Les violences survenues à Korbol, dans la province du Moyen-Chari, continuent de susciter de vives réactions sur l’échiquier politique tchadien. Dans un communiqué de presse rendu public le 17 janvier 2026, le Mouvement des Démocrates Africains (MODEMA) a exprimé sa « vive préoccupation » face aux affrontements opposant les forces de l’ordre au mouvement rebelle MDRP, un épisode sanglant marqué par des pertes humaines, la destruction de villages et de lourdes souffrances infligées aux populations civiles.
Tout en présentant ses condoléances aux familles des soldats et des civils tués, le MODEMA dit condamner fermement toute violence dirigée contre les civils et leurs biens. Le parti pointe notamment des images largement relayées sur les réseaux sociaux montrant des villages incendiés et des biens civils détruits par des éléments identifiés comme appartenant aux forces de l’ordre. Des faits qualifiés de « graves », pour lesquels le mouvement exige l’ouverture immédiate d’une enquête indépendante, impartiale et transparente afin d’établir les responsabilités.
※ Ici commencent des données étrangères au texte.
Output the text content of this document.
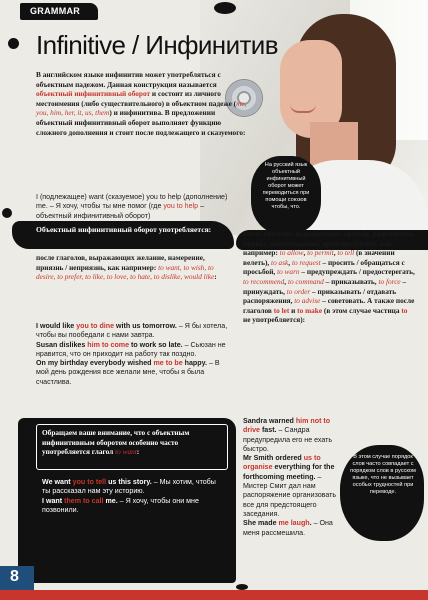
GRAMMAR
Infinitive / Инфинитив
В английском языке инфинитив может употребляться с объектным падежом. Данная конструкция называется объектный инфинитивный оборот и состоит из личного местоимения (либо существительного) в объектном падеже (me, you, him, her, it, us, them) и инфинитива. В предложении объектный инфинитивный оборот выполняет функцию сложного дополнения и стоит после подлежащего и сказуемого:
I (подлежащее) want (сказуемое) you to help (дополнение) me. – Я хочу, чтобы ты мне помог (где you to help – объектный инфинитивный оборот)
На русский язык объектный инфинитивный оборот может переводиться при помощи союзов чтобы, что.
Объектный инфинитивный оборот употребляется:
после глаголов, выражающих желание, намерение, приязнь / неприязнь, как например: to want, to wish, to desire, to prefer, to like, to love, to hate, to dislike, would like:
I would like you to dine with us tomorrow. – Я бы хотела, чтобы вы пообедали с нами завтра.
Susan dislikes him to come to work so late. – Сьюзан не нравится, что он приходит на работу так поздно.
On my birthday everybody wished me to be happy. – В мой день рождения все желали мне, чтобы я была счастлива.
Обращаем ваше внимание, что с объектным инфинитивным оборотом особенно часто употребляется глагол to want:
We want you to tell us this story. – Мы хотим, чтобы ты рассказал нам эту историю.
I want them to call me. – Я хочу, чтобы они мне позвонили.
8
после глаголов, выражающих просьбу, разрешения, приказ, рекомендацию, предупреждение, как например: to allow, to permit, to tell (в значении велеть), to ask, to request – просить / обращаться с просьбой, to warn – предупреждать / предостерегать, to recommend, to command – приказывать, to force – принуждать, to order – приказывать / отдавать распоряжения, to advise – советовать. А также после глаголов to let и to make (в этом случае частица to не употребляется):
Sandra warned him not to drive fast. – Сандра предупредила его не ехать быстро.
Mr Smith ordered us to organise everything for the forthcoming meeting. – Мистер Смит дал нам распоряжение организовать все для предстоящего заседания.
She made me laugh. – Она меня рассмешила.
В этом случае порядок слов часто совпадает с порядком слов в русском языке, что не вызывает особых трудностей при переводе.
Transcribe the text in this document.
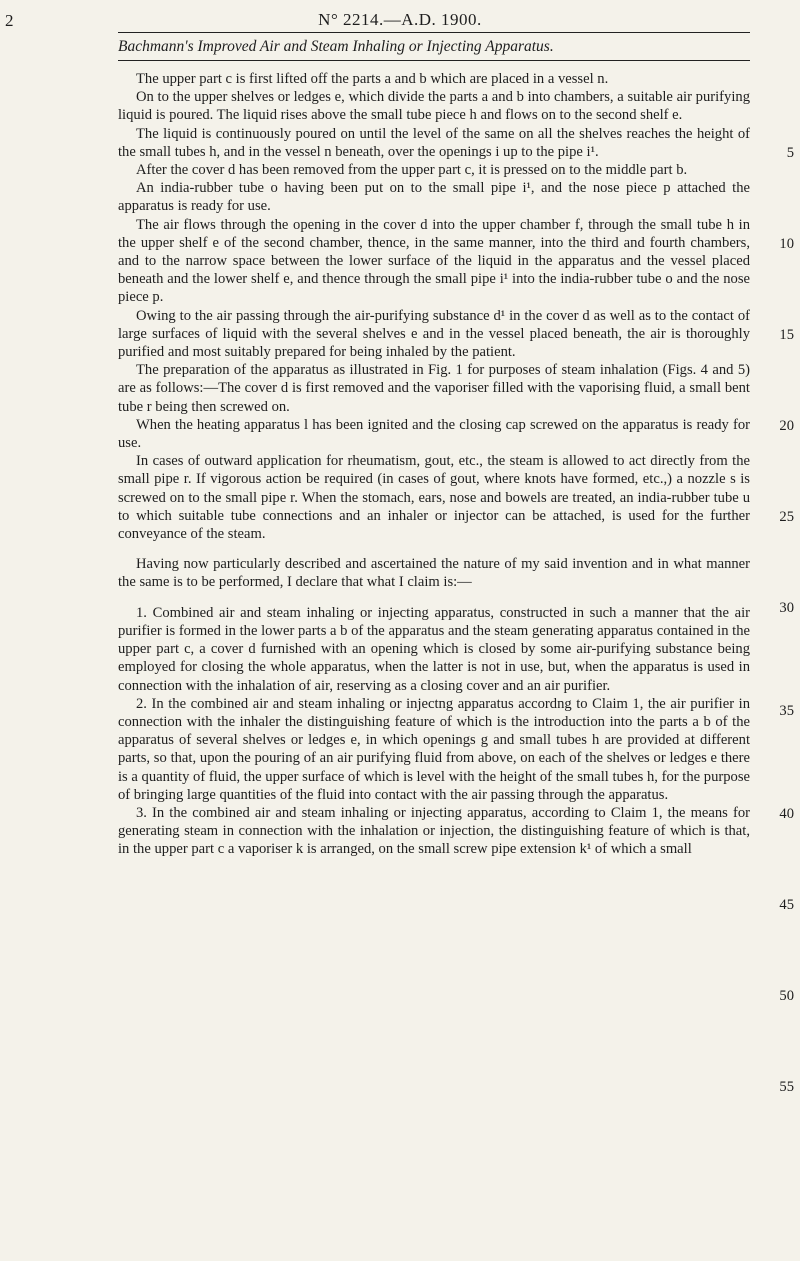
2	N° 2214.—A.D. 1900.
Bachmann's Improved Air and Steam Inhaling or Injecting Apparatus.

The upper part c is first lifted off the parts a and b which are placed in a vessel n.

On to the upper shelves or ledges e, which divide the parts a and b into chambers, a suitable air purifying liquid is poured. The liquid rises above the small tube piece h and flows on to the second shelf e.

The liquid is continuously poured on until the level of the same on all the shelves reaches the height of the small tubes h, and in the vessel n beneath, over the openings i up to the pipe i¹.

After the cover d has been removed from the upper part c, it is pressed on to the middle part b.

An india-rubber tube o having been put on to the small pipe i¹, and the nose piece p attached the apparatus is ready for use.

The air flows through the opening in the cover d into the upper chamber f, through the small tube h in the upper shelf e of the second chamber, thence, in the same manner, into the third and fourth chambers, and to the narrow space between the lower surface of the liquid in the apparatus and the vessel placed beneath and the lower shelf e, and thence through the small pipe i¹ into the india-rubber tube o and the nose piece p.

Owing to the air passing through the air-purifying substance d¹ in the cover d as well as to the contact of large surfaces of liquid with the several shelves e and in the vessel placed beneath, the air is thoroughly purified and most suitably prepared for being inhaled by the patient.

The preparation of the apparatus as illustrated in Fig. 1 for purposes of steam inhalation (Figs. 4 and 5) are as follows:—The cover d is first removed and the vaporiser filled with the vaporising fluid, a small bent tube r being then screwed on.

When the heating apparatus l has been ignited and the closing cap screwed on the apparatus is ready for use.

In cases of outward application for rheumatism, gout, etc., the steam is allowed to act directly from the small pipe r. If vigorous action be required (in cases of gout, where knots have formed, etc.,) a nozzle s is screwed on to the small pipe r. When the stomach, ears, nose and bowels are treated, an india-rubber tube u to which suitable tube connections and an inhaler or injector can be attached, is used for the further conveyance of the steam.

Having now particularly described and ascertained the nature of my said invention and in what manner the same is to be performed, I declare that what I claim is:—

1. Combined air and steam inhaling or injecting apparatus, constructed in such a manner that the air purifier is formed in the lower parts a b of the apparatus and the steam generating apparatus contained in the upper part c, a cover d furnished with an opening which is closed by some air-purifying substance being employed for closing the whole apparatus, when the latter is not in use, but, when the apparatus is used in connection with the inhalation of air, reserving as a closing cover and an air purifier.

2. In the combined air and steam inhaling or injectng apparatus accordng to Claim 1, the air purifier in connection with the inhaler the distinguishing feature of which is the introduction into the parts a b of the apparatus of several shelves or ledges e, in which openings g and small tubes h are provided at different parts, so that, upon the pouring of an air purifying fluid from above, on each of the shelves or ledges e there is a quantity of fluid, the upper surface of which is level with the height of the small tubes h, for the purpose of bringing large quantities of the fluid into contact with the air passing through the apparatus.

3. In the combined air and steam inhaling or injecting apparatus, according to Claim 1, the means for generating steam in connection with the inhalation or injection, the distinguishing feature of which is that, in the upper part c a vaporiser k is arranged, on the small screw pipe extension k¹ of which a small

5
10
15
20
25
30
35
40
45
50
55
Au-delà de Korbol, le MODEMA alerte également sur la dégradation de la situation sécuritaire à l’Est du pays, fragilisé par les risques de débordement du conflit soudanais. S’il réaffirme son soutien aux forces de défense engagées dans la protection des frontières, le mouvement estime que les réponses strictement militaires ne peuvent apporter de solution durable.
Plaidant pour la cessation des hostilités, la protection stricte des civils et l’ouverture d’un dialogue inclusif sous l’égide d’un médiateur crédible, le MODEMA rappelle que seule la justice, l’égalité et la paix peuvent garantir une stabilité durable au Tchad. Une prise de position qui relance le débat sur la gestion politique et sécuritaire des crises internes du pays.